Just as devil's advocate, I bought a RX-V775 at Costco last fall (yes, an older model). I buy from them with confidence as they _extend the manufacturer warranty an additional year_ (and also offer Square Trade); I've done some returns to them that other retailers would laugh themselves silly if I asked. (E.g. a Samsung BD player bricked itself with a firmware update 19 months after purchase; returned. A Tripp Lite UPS only lasted 3 years and it had a 5 year warranty; returned. A Vizio TV started doing weird s*** 9 months after purchase, Vizio support dilly dallied and promised a tech visit, cancelled, promised a replacement then reneged, my friends were exhausted; I took them to the store,... returned for purchase price and we got them a new Samsung with the gift card. As with all extreme cases, YMMV.)
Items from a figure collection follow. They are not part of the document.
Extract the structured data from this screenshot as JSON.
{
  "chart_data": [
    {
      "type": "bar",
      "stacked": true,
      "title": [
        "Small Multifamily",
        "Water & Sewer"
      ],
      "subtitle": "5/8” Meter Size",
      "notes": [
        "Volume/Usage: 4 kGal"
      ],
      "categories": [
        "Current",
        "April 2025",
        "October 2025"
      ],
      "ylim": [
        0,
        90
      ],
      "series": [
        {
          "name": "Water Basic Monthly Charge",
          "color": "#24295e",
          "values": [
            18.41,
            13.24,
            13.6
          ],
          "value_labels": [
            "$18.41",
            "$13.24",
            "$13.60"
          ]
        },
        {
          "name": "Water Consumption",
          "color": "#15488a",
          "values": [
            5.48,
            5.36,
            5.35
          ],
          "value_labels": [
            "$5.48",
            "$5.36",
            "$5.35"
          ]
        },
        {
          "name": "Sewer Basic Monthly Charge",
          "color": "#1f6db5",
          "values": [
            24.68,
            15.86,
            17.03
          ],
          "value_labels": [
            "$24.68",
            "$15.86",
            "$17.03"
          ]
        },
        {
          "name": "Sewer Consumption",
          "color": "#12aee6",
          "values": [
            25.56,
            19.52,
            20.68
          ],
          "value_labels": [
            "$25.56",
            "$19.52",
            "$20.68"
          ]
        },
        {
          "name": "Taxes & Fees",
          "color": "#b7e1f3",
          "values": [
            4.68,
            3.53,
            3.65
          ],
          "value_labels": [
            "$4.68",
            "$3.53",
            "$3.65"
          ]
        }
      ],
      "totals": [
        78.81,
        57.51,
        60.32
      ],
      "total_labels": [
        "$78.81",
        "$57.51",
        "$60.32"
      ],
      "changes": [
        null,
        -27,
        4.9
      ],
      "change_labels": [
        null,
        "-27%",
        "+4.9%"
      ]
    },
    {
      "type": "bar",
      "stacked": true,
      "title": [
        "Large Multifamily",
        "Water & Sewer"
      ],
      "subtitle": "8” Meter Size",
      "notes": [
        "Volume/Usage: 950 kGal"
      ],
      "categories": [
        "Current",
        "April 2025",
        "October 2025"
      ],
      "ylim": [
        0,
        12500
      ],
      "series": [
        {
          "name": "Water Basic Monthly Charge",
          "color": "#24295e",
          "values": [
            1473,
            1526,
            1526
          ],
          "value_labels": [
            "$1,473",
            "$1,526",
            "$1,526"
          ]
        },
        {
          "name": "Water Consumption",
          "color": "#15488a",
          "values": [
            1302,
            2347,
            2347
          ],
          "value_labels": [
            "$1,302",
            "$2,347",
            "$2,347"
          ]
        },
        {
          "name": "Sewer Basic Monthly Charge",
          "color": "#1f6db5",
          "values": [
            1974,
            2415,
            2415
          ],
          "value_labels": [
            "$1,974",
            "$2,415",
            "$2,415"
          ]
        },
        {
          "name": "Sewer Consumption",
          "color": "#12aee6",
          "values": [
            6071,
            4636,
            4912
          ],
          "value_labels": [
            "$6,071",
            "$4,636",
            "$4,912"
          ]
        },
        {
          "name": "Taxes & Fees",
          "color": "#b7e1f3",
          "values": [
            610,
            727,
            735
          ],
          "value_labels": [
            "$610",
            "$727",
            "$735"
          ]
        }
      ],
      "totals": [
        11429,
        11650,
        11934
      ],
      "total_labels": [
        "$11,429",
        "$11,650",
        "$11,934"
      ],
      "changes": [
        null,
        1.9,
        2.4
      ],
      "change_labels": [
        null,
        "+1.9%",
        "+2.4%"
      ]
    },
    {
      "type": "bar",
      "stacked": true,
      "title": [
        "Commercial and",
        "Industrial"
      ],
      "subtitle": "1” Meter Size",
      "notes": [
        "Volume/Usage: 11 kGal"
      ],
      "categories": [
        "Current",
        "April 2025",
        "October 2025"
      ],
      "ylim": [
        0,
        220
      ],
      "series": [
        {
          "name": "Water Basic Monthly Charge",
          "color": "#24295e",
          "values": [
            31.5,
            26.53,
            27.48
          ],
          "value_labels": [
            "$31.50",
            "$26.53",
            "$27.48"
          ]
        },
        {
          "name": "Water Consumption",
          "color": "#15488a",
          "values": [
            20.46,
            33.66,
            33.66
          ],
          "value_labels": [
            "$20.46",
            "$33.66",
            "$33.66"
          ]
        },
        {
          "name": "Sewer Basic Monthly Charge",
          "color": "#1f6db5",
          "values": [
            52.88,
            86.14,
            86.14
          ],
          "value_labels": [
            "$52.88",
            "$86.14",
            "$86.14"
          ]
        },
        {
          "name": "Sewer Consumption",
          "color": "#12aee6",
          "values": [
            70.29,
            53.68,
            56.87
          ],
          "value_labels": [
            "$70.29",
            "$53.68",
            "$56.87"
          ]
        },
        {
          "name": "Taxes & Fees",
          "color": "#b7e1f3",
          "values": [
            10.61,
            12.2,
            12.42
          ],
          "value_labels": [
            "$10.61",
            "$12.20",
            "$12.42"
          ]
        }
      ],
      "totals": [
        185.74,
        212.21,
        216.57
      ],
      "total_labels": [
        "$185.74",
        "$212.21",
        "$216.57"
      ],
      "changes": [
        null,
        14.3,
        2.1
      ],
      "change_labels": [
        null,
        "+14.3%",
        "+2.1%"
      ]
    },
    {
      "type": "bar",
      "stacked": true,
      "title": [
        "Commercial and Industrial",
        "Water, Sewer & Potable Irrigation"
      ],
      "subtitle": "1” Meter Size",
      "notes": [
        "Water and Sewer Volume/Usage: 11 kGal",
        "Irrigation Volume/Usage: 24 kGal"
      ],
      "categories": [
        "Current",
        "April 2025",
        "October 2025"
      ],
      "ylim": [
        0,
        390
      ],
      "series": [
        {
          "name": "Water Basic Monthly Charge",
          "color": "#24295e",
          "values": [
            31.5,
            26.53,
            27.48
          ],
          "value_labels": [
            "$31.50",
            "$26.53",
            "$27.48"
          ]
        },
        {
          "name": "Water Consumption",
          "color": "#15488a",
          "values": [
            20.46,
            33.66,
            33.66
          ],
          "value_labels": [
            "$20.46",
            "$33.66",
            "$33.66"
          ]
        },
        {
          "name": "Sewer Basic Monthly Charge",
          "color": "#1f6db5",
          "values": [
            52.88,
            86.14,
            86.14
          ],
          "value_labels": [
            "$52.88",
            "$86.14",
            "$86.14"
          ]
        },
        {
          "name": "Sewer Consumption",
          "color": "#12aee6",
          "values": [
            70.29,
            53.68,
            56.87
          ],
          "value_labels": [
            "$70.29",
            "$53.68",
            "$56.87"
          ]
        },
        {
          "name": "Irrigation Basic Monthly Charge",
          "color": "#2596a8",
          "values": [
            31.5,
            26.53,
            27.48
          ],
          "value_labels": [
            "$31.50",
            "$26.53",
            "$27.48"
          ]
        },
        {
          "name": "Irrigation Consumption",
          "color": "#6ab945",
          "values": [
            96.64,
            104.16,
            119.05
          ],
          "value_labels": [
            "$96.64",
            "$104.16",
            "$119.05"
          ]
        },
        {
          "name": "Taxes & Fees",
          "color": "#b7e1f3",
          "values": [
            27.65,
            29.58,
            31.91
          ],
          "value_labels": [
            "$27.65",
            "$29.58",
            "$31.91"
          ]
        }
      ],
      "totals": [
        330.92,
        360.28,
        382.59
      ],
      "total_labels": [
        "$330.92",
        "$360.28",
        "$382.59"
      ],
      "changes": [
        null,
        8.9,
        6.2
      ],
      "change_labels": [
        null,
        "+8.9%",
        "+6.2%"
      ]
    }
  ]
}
Back to the Yamaha. Some of the Net radio features are flakey, but the remote control via Android or iOS device (any), not to mention a web browser, are COOL. I no longer need an iPod dock, the USB connection to an iPod Touch 5gen or iPad Mini Retina works wonders (and I can play/pause from the AVR's remote). 4K passthrough. HDMI bells and whistles naturally. Nice YPAO PEQ features (Flat, Front, Natural, and manual custom correction graphs). Only downside is an arguably trivial one: no more upconvert from component 480p in to HDMI OUT.  Had to run separate component cables to the LED tv.

In all, I'm pleased as punch with the 775. (I believe the 777 has built-in wi-fi. I had to rig a wireless bridge device for the 775's Ethernet connection.) 

I understand the RX-A series is better (10 years ago, someone told me the RX-V line was the superior audio receivers)...? Can anyone comment?


----------